Cult Clash: Parents, teachers demand armed security in Rivers Schools

By Kelechi Esogwa-Amadi

Parents, guardians, teachers and concerned individuals in Rivers State have called on the government to secure government primary and secondary schools with armed security operatives to check the activities of student cultists in such schools.

Their call follows last week’s bloody cult clash at Elekahia Primary School, where student cultists from Government Secondary School Elekahia went and stabbed a student of Community Secondary School Nkpogu – presently being accommodated at the primary school.

The stabbed male student, Destiny, was allegedly in a near-death condition after the attack but was rushed to the hospital in his pool of blood.

Citing the incident, a parent, Mrs Favour John, said it had become imperative for the Rivers State government to station security agents in all her public schools to restore sanity and save the students’ lives.

“My two children are also in a public school in Obio/Akpor here, and I wouldn’t want anybody to attack them. See how they stabbed that boy. What if he dies? What will they tell his parents? Imagine secondary school students joining cult; if they now enter university, what will become of them? Please, the government should do something about this. They should send police to these schools to stop these bad boys before they destroy themselves,” she lamented.

Another parent, who said she retired as a teacher in Rumueme Girls,
condemned the menace of cultism in schools. She blamed past administrations for failing to nip the social malaise in the bud when it was in its earliest stage in the state.

“It’s disheartening that cultism has eaten deep into the psyche of our children and the fabric of our school system. I blame the past governments for their negligence of this terrible cankerworm. If they had tackled it at the initial stage, especially in the late 90s and early 2000s, it wouldn’t have gotten to this stage.

“Now see how it is destroying our youths. You have cultists in almost every community in this state and in every public school. Most times, they recruit them in the communities and when the young ones go to their schools, they recruit others. It’s terrible. I pray that the incoming government will take proactive measures to tackle it,” she said.

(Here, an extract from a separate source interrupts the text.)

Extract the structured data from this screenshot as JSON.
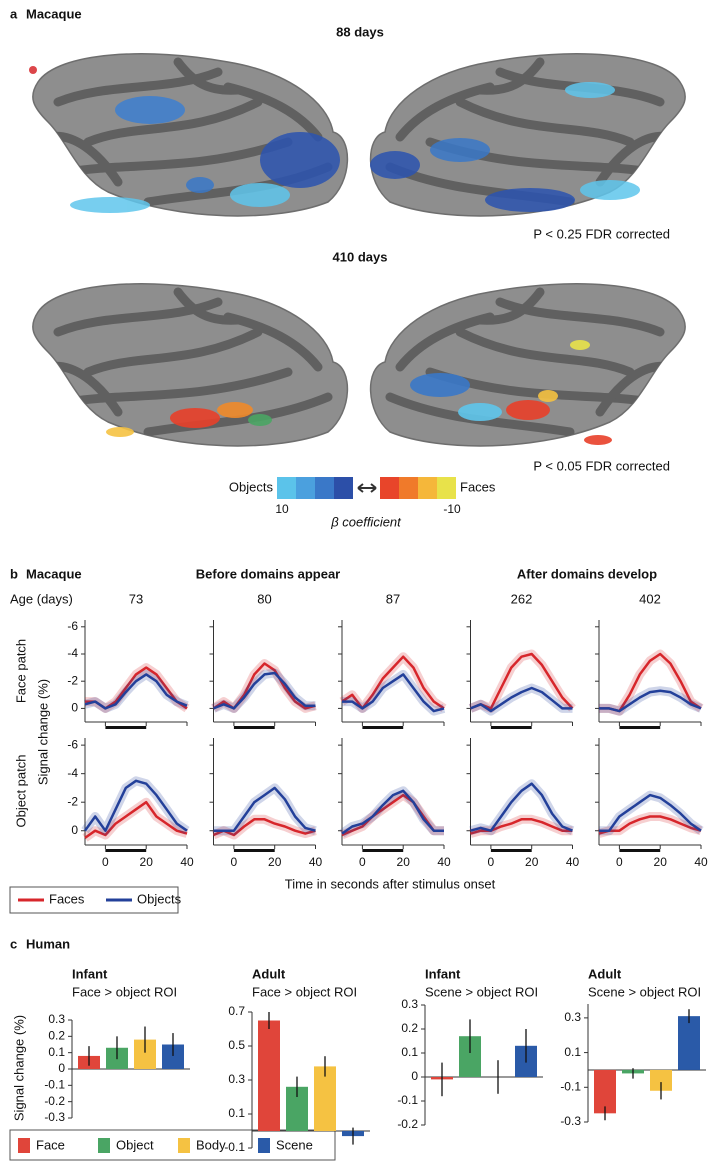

However, a father of six, Paul Erukah, blamed parents for the deviant behaviour of their children that usually lands them in cultism. According to him, no child given good home training will end up in cultism, even in the absence of his parents.

He said: “I blame the parents and guardians of these students that join cultism because it only shows a severe lapse of their upbringing. Any child brought up well, with good values taught in him, cannot join cultism, no matter the pressure from his peers.

“Habits die hard, as they say. It means that any character someone has formed over the years will be challenging to change. That’s how it is with moral values. When a child has imbibed the culture of believing in and doing only what is right and acceptable by society, knowing that doing the contrary will attract repulsion from his family and the larger community, he will stick to what is right.

“That is what the Bible means when it says that ‘train a child in the way he should go and when he grows up he won’t depart from it’. So, it’s about good family orientation. I have six children. One has graduated, two are in university, two are in secondary school, and one is in primary school. Though they’re in private schools, the one that graduated attended a public school. He didn’t join cultism. Some of his friends did, but he didn’t. Rather he dissociated from them, and while in the university, he joined NIFES.

“I wasn’t the one that told him to dissociate from them, but we have already brought him up to hate anything evil, knowing that evil will always backfire in the long run and that whatever you sow, you must reap. That’s the orientation I’m talking about. So, parents have a lot of work to do.”

Erukah, an engineer by profession, appealed to the Rivers State Government to liaise with parents/teachers associations (PTAs) to combat school cultism.

“It requires a holistic approach. The government has to lead the way, and they should partner with the PTAs, religious organizations and security agencies in tackling this evil called cultism,” he advised.
While doing this report, TPCN could not ascertain if Master Destiny, the CSS Nkpogu student stabbed by student cultists penultimate Thursday, survived in the hospital or not, as the school authorities are yet to issue a public statement on the incident.

However, the effort to get the reaction of the Rivers State ministry of education on the incident is still ongoing.